Türk kültürünün mayasında, iyilik, doğruluk ve güzellik üç temel unsurdur. Bu üç unsur; zarâfet ve insânîlikle kaynaşarak ihtişamlı bir hâle bürünür.
Târih bize göstermiştir ki; Türk milleti olarak, vatan müdafaası gibi mukaddes dâvalarda ne kadar gözüpek isek de, birinci vasfımız, merhametli olmaktır.
Bu sebeple; şahsî yoz, soysuz, hokkabaz ve yobaz tavırlar müstesnâ, Türk kültürü, kendini bütün hârici kültürlerin üstünde bir mevkiye taşımış bulunmaktadır.

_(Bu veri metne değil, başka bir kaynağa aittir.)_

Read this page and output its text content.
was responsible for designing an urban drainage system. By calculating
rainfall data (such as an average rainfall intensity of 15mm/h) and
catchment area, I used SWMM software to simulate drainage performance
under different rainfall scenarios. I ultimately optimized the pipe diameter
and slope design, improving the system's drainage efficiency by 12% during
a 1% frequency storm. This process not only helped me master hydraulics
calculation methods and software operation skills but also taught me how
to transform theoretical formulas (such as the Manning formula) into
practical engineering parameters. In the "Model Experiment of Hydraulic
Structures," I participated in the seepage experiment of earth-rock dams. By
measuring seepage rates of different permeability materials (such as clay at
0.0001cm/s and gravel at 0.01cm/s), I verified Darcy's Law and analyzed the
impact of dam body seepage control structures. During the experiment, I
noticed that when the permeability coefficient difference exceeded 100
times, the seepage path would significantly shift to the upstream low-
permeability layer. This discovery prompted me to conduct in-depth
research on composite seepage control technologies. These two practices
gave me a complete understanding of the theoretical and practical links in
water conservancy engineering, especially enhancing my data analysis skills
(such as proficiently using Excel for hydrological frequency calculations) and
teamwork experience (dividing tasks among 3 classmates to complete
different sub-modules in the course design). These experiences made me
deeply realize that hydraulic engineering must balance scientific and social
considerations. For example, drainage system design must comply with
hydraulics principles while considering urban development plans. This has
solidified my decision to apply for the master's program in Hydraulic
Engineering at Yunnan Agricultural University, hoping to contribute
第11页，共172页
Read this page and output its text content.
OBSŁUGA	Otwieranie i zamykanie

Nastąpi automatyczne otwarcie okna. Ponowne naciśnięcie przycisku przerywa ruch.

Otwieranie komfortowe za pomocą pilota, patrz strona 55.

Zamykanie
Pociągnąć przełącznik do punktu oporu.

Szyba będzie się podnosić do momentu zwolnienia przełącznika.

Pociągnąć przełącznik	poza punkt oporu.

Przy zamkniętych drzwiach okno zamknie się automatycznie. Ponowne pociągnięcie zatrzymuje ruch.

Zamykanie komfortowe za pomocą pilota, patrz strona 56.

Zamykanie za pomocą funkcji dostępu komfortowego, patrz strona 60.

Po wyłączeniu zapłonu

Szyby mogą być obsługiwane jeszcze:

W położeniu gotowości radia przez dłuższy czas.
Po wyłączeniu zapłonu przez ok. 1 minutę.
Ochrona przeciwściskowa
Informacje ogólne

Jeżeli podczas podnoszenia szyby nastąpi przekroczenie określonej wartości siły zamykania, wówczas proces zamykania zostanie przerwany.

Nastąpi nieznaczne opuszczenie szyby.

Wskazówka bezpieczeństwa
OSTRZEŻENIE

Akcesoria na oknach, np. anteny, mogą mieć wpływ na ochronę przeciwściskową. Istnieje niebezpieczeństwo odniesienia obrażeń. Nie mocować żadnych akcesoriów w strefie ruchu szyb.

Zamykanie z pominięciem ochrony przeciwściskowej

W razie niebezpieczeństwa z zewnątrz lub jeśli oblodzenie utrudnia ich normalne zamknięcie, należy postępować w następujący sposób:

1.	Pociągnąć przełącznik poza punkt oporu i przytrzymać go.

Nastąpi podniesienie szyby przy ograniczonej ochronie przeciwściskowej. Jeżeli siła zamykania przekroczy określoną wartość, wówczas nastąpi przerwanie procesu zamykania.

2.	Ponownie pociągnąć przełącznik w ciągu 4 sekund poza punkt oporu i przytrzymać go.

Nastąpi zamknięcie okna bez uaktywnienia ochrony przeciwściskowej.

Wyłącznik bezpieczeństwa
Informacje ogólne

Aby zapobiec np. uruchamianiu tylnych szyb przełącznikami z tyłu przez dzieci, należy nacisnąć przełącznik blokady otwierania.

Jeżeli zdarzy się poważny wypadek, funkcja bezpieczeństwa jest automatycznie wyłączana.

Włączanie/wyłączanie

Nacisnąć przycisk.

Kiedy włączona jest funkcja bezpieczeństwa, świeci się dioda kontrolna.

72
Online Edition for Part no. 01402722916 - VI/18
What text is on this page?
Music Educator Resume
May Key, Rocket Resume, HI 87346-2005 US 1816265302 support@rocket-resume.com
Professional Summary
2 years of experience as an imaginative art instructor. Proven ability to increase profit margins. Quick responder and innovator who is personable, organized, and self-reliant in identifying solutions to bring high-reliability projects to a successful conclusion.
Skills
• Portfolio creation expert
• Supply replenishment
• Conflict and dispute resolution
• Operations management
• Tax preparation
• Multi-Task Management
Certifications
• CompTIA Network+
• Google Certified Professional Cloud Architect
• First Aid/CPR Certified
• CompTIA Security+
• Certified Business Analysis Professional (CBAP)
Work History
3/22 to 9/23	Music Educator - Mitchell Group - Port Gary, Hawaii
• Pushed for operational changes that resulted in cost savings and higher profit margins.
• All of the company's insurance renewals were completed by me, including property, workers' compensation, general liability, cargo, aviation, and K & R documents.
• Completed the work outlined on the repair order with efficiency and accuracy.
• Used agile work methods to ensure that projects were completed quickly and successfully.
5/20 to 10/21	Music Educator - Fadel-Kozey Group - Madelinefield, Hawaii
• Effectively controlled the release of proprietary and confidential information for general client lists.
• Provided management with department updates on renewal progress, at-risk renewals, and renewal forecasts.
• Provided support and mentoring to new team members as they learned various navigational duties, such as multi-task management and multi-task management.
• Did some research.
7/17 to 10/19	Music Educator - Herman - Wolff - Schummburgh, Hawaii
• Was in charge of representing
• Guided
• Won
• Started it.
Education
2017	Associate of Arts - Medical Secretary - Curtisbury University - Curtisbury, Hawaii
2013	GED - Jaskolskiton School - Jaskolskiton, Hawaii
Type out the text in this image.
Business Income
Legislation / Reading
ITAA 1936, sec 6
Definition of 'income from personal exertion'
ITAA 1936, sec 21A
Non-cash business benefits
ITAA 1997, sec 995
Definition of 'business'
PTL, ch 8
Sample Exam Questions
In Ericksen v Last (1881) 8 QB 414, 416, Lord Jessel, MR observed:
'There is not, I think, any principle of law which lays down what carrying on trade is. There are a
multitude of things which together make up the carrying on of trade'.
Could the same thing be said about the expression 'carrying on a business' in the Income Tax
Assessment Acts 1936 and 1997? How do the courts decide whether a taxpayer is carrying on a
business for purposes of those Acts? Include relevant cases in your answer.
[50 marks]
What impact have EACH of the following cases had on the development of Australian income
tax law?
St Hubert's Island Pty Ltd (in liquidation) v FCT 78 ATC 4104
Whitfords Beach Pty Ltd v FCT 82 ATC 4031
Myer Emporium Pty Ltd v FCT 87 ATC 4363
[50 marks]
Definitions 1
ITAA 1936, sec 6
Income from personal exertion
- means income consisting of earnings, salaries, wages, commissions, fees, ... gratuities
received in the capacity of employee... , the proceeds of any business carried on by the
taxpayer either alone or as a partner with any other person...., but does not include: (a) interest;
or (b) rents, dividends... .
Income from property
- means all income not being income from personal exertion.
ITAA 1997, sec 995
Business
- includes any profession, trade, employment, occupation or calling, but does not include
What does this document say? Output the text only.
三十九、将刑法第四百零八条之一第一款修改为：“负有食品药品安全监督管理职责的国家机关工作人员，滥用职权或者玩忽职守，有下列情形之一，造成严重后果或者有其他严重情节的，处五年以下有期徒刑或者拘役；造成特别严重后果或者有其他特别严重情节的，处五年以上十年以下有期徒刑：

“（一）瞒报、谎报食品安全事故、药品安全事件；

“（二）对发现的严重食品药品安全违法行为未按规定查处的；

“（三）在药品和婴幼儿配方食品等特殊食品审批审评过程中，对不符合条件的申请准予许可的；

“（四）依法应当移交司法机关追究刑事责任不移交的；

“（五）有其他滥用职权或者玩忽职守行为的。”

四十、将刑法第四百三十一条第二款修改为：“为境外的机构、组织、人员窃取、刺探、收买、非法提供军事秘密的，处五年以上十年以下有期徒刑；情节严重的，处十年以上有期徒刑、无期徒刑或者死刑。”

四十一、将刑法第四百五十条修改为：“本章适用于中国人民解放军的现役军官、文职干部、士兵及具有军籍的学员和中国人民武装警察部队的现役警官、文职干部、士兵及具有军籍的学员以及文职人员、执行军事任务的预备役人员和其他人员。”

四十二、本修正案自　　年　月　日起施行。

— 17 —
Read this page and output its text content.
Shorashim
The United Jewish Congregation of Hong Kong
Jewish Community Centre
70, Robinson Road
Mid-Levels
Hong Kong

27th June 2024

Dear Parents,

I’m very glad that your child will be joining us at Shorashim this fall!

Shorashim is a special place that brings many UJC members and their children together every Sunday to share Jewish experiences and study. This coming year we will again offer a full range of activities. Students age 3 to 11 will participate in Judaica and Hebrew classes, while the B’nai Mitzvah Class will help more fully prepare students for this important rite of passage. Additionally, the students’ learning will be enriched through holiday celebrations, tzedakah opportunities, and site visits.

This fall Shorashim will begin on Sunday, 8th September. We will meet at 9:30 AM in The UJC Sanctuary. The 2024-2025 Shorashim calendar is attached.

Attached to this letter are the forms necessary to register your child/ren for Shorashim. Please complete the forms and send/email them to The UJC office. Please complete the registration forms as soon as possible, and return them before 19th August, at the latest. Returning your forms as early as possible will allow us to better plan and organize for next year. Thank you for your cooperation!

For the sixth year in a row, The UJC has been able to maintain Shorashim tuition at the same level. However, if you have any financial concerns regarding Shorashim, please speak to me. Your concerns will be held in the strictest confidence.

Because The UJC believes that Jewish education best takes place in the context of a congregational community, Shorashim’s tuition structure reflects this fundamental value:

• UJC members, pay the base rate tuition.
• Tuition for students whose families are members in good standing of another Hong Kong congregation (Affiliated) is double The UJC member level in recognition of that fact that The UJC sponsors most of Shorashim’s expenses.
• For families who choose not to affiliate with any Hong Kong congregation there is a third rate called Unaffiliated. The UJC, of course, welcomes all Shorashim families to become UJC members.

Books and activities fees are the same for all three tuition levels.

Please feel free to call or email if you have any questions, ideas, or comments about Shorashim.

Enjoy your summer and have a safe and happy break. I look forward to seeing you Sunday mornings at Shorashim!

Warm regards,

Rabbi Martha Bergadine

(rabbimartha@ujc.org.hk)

Bunda da; merhamet, karşılıksız sevgi ve hürmet, hoşgörü/müsamaha/tolerans, yalansız, hasetsiz, menfaatçiliksiz, kayırmacılıksız, hor ve hakir görmeyen anlayışla, yeni bir dünya düzeninin kurulması ve insanlık âlemiyle birlikte bütün mahlûkatın da bu sistem içersinde, kendine mahsus hususiyetleriyle yaşaması arzusu bulunmaktadır.
Pîr-i Türkistan Hoca Ahmet Yesevî (?-1166); Dîvân-ı Hikmet’inde şöyle buyurmaktadır:
“Sünnet imiş, kâfir de olsa, incitme sen;
Hüda bîzardır katı yürekli gönül incitenden.”
İşin esası; “İncitme”dir.
Her kim ve her ne olursa olsun, incitme!..Hayvan da olsa, incitme!..Bitki ve cansız da olsa kırıp dökme!..
Yûnus Emre;
“Yüz Kâbe’den yeğrektir
Bir gönül ziyâreti”
Derken; çok mühim bir hususa dikkat çekmiş olur. Zîra; “Kâbe” yi yapan/inşâ eden insan; “kalb”in mîmârı ise, kâinatın yaratıcısı Allah ü teâlâdır. Bu sebeple; “üstünlük”, kalbe’dir/kalb’dedir.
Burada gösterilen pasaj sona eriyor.